1. Die russische Führung sendet ambivalente Signale, wie sie mit den Bürgerprotesten umgehen will. Repressiven Aktionen (Verschärfung des Demonstrationsrechtes, das Gesetz über NGO’s als ‚ausländische Agenten‘, das novellierte Verleumdungsgesetz, Verhaftungen, Hausdurchsuchungen) stehen moderate politische Reformen (Parteiengesetz, Regionalwahländerungen) und die Bereitschaft gegenüber, friedliche Demonstrationen zu dulden.
2. Die Bürgerproteste dauern an, die Zahl der Demonstrationsteilnehmer ist wieder angestiegen; der Rückgang der Teilnehmerzahlen im März war offensichtlich nur vorübergehend. Es bleibt aber weiterhin eine sozial (Mittelschicht) und regional (große Städte) fokussierte Protestbewegung.
3. Die Protestbewegung ist weiterhin inhaltlich diffus und ideologisch widersprüchlich. Auch fehlt ihr eine klare und akzeptierte koordinierende Struktur und/oder Führungspersönlichkeit(en).

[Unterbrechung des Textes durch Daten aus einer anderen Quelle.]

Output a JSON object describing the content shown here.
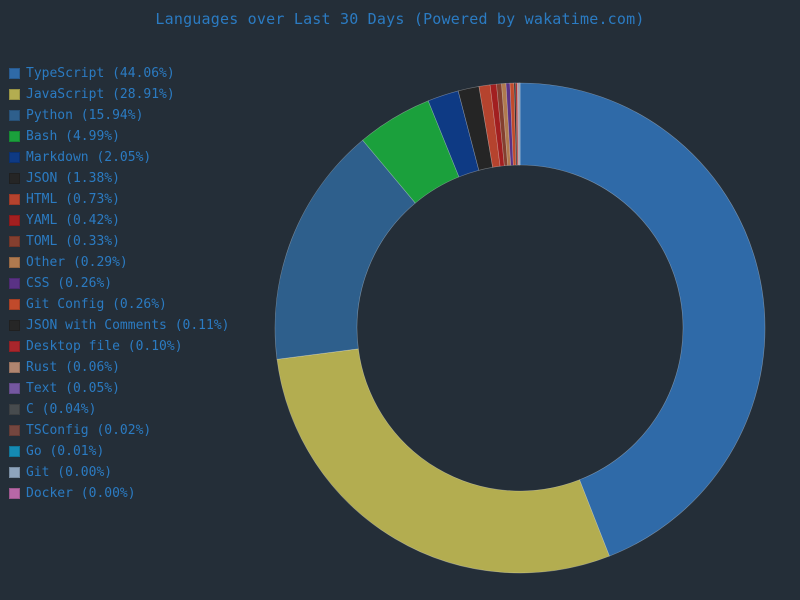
{
  "chart_data": {
    "type": "pie",
    "title": "Languages over Last 30 Days (Powered by wakatime.com)",
    "legend_position": "left",
    "slices": [
      {
        "name": "TypeScript",
        "label": "TypeScript (44.06%)",
        "value": 44.06,
        "color": "#2f6aa8"
      },
      {
        "name": "JavaScript",
        "label": "JavaScript (28.91%)",
        "value": 28.91,
        "color": "#b3ad50"
      },
      {
        "name": "Python",
        "label": "Python (15.94%)",
        "value": 15.94,
        "color": "#2e5f8c"
      },
      {
        "name": "Bash",
        "label": "Bash (4.99%)",
        "value": 4.99,
        "color": "#1ba03c"
      },
      {
        "name": "Markdown",
        "label": "Markdown (2.05%)",
        "value": 2.05,
        "color": "#0e3a84"
      },
      {
        "name": "JSON",
        "label": "JSON (1.38%)",
        "value": 1.38,
        "color": "#252525"
      },
      {
        "name": "HTML",
        "label": "HTML (0.73%)",
        "value": 0.73,
        "color": "#b5432e"
      },
      {
        "name": "YAML",
        "label": "YAML (0.42%)",
        "value": 0.42,
        "color": "#a21f20"
      },
      {
        "name": "TOML",
        "label": "TOML (0.33%)",
        "value": 0.33,
        "color": "#843f2f"
      },
      {
        "name": "Other",
        "label": "Other (0.29%)",
        "value": 0.29,
        "color": "#b07a4f"
      },
      {
        "name": "CSS",
        "label": "CSS (0.26%)",
        "value": 0.26,
        "color": "#5a3285"
      },
      {
        "name": "Git Config",
        "label": "Git Config (0.26%)",
        "value": 0.26,
        "color": "#c14a2b"
      },
      {
        "name": "JSON with Comments",
        "label": "JSON with Comments (0.11%)",
        "value": 0.11,
        "color": "#262626"
      },
      {
        "name": "Desktop file",
        "label": "Desktop file (0.10%)",
        "value": 0.1,
        "color": "#a9262c"
      },
      {
        "name": "Rust",
        "label": "Rust (0.06%)",
        "value": 0.06,
        "color": "#b08570"
      },
      {
        "name": "Text",
        "label": "Text (0.05%)",
        "value": 0.05,
        "color": "#7457a0"
      },
      {
        "name": "C",
        "label": "C (0.04%)",
        "value": 0.04,
        "color": "#474b4e"
      },
      {
        "name": "TSConfig",
        "label": "TSConfig (0.02%)",
        "value": 0.02,
        "color": "#74463f"
      },
      {
        "name": "Go",
        "label": "Go (0.01%)",
        "value": 0.01,
        "color": "#158ab3"
      },
      {
        "name": "Git",
        "label": "Git (0.00%)",
        "value": 0.0,
        "color": "#8ea4bd"
      },
      {
        "name": "Docker",
        "label": "Docker (0.00%)",
        "value": 0.0,
        "color": "#b867a6"
      }
    ]
  }
}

4. Die Regierung scheint auf die weitere Fragmentierung der Protestbewegung zu setzen (wozu das hyperliberale Parteiengesetz beigetragen hat) und versucht, Führungsfiguren zu diskreditieren und inhaltliche Differenzen zwischen diesen zu provozieren.
5. Die führenden Aktivisten der Proteste (Navalnyj, Jašin, Nemcov, Udalcov) sind inhaltlich wenig überzeugend, bisweilen kaum berechenbar und extremistisch (Navalnyj, Udalcov). Aus dieser Bewegung ist derzeit noch keine alternative Führungsfigur zu V. Putin erkennbar.
6. Innerhalb der Führung verschärfen sich nach mehreren Anzeichen Auseinandersetzungen über die Strategie gegenüber der Protestbewegung. Dabei wird die Bruchlinie zwischen den technokratischen ökonomischen Liberalen und den Vertretern der Sicherheitsdienste (siloviki) deutlich.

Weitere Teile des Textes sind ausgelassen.